Political power: Your means, my ends

Posted by Marc Hodak on May 11, 2008 under Revealed preference | Read the First Comment

In democracies, politicians running for office must:

1) Claim that they want power for altruistic reasons,
2) Carefully disguise their raw lust for power, an obsession that necessarily consumes anyone willing to go through the gauntlet of modern elections,
3) Very carefully leave unmentioned the distinguishing characteristic of government while promising all sorts of governmental largess.

So it’s kind of refreshing (in a pointy-headed, academic way) to see a regime where their thirst for power is completely out in the open, where those in power don’t pretend to give a rat’s *ss about anything other than keeping it. The Burmese junta is completely open like that. Amazing. Dissent or challenges of any kind? Not tolerated. Democracy? Out of the question.

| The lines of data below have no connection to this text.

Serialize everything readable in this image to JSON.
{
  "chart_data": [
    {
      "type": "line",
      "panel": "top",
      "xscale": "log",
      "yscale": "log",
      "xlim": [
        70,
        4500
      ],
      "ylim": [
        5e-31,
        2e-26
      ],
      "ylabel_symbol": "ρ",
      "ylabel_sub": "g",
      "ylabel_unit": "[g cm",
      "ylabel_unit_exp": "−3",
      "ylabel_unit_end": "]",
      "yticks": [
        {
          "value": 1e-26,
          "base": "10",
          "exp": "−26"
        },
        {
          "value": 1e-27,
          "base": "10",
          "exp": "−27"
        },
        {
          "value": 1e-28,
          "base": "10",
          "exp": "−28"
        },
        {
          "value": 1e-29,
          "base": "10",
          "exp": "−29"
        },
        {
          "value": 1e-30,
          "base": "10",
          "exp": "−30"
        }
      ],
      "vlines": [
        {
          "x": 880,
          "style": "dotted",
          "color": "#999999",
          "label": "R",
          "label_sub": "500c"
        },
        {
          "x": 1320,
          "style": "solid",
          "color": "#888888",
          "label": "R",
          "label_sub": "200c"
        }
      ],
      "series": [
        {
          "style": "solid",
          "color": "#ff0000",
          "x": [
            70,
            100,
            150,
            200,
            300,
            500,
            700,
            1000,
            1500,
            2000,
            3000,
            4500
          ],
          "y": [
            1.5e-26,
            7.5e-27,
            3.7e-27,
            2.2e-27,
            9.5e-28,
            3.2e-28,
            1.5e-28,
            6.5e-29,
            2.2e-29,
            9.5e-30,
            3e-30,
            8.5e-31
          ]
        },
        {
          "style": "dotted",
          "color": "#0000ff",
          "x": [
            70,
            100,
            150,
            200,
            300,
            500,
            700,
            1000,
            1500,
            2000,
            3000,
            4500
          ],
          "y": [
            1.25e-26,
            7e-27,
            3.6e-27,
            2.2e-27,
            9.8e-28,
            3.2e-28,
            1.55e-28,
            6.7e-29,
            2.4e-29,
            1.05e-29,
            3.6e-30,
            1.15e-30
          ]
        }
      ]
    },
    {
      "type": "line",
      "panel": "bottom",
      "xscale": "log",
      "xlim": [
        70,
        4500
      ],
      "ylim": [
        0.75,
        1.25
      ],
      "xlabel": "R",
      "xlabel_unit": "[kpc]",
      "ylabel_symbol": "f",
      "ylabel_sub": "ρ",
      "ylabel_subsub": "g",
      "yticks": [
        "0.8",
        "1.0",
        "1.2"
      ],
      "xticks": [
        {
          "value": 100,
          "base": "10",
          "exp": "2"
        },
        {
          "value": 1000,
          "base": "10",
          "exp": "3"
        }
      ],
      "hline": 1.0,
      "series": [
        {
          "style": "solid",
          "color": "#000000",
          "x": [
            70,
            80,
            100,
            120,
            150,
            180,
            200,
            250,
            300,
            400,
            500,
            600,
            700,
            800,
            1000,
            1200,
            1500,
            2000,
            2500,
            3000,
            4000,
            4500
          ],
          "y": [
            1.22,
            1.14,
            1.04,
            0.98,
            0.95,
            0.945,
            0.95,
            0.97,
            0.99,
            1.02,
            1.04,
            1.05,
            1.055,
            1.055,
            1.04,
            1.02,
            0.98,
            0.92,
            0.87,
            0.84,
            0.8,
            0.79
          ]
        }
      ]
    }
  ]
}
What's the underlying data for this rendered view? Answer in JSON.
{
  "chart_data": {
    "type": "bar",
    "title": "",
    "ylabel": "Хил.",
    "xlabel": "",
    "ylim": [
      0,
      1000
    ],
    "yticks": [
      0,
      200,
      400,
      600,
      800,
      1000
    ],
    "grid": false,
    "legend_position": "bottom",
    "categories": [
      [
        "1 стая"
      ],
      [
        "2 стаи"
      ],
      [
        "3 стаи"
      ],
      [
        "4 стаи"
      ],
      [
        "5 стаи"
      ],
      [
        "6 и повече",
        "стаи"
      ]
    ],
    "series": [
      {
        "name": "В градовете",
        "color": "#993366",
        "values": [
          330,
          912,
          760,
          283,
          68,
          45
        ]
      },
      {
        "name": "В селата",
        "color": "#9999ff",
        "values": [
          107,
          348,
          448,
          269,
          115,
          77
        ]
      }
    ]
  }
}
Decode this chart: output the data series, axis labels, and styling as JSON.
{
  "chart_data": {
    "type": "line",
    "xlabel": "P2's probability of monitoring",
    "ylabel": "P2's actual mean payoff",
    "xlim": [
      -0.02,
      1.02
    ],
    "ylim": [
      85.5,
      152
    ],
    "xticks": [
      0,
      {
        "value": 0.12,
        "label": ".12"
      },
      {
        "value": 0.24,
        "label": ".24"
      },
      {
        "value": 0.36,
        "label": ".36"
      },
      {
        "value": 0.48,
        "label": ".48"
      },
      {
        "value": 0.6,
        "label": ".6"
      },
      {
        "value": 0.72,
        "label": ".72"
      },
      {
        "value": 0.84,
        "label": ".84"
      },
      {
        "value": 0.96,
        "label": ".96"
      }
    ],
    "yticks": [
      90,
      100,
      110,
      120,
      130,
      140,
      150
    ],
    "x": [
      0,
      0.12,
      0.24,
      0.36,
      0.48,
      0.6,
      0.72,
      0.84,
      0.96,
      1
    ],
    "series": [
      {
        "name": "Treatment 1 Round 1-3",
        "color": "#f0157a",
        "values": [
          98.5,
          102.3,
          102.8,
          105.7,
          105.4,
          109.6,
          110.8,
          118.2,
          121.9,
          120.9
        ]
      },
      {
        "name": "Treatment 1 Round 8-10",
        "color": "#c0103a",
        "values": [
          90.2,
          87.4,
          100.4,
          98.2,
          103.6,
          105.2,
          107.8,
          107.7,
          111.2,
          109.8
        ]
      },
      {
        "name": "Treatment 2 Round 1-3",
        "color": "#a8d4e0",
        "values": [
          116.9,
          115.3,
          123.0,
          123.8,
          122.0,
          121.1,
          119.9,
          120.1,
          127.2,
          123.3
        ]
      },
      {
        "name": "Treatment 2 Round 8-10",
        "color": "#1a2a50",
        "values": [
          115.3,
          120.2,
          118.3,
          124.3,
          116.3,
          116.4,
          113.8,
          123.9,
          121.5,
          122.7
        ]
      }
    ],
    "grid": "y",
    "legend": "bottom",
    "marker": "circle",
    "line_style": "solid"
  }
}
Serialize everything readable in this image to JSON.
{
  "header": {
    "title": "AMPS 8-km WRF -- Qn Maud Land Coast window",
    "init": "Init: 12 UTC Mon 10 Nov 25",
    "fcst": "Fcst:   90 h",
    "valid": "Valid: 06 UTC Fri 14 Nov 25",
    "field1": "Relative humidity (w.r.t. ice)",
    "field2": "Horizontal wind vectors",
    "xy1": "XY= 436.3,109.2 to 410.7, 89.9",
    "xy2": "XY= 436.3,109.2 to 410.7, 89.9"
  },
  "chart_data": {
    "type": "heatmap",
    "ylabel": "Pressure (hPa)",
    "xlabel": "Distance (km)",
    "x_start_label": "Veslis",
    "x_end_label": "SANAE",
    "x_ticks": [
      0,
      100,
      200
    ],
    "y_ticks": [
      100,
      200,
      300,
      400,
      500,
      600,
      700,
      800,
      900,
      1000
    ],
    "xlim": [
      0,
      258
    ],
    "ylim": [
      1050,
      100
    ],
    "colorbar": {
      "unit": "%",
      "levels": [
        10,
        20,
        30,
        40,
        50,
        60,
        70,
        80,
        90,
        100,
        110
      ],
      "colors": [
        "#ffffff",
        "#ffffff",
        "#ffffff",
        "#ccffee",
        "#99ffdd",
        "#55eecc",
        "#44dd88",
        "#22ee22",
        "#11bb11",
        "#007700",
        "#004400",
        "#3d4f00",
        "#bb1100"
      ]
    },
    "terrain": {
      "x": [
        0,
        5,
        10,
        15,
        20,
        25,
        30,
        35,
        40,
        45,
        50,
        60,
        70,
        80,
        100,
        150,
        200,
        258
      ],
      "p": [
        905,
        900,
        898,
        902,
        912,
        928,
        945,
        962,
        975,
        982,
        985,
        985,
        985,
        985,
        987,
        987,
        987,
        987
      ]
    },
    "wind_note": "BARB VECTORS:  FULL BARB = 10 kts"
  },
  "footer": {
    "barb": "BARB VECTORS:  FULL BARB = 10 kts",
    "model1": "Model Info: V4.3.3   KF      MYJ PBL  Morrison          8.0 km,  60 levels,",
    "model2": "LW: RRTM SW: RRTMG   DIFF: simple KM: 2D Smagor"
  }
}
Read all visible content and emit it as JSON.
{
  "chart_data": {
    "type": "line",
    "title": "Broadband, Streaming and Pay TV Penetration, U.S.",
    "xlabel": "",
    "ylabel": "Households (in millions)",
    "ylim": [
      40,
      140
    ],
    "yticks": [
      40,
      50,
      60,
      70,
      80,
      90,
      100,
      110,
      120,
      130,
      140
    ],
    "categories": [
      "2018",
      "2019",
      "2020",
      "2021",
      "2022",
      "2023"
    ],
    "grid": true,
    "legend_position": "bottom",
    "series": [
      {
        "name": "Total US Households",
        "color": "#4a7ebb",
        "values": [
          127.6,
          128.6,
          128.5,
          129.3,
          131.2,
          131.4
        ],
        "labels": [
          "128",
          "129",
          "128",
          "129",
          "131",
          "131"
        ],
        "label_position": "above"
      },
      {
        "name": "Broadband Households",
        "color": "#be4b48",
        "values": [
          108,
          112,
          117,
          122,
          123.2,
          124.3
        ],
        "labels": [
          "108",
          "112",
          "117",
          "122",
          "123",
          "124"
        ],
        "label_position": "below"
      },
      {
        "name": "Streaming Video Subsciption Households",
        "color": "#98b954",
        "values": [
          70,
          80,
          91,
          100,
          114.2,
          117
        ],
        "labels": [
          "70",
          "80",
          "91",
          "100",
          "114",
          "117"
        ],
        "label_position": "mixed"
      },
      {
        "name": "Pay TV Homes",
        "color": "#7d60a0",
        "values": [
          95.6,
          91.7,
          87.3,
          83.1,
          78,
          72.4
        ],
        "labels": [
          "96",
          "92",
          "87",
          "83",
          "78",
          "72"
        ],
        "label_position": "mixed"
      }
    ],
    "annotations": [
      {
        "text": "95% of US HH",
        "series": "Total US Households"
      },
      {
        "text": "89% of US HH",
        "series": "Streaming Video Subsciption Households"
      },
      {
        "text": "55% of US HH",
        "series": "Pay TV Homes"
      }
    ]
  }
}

In democracies, politicians disguise the fact that in a choice between their stated ideals versus getting power, most of them consider ideals expendable. In Burma, they are completely open to everyone (but their own people, if they can manage it) that in that in a choice between helping millions of their fellow citizens versus risking losing any part of their grip on power, their fellow citizens are expendable.

  • sam said,

    You gotta hand it to the rulers of Myanmar, they don’t care what anyone thinks about them.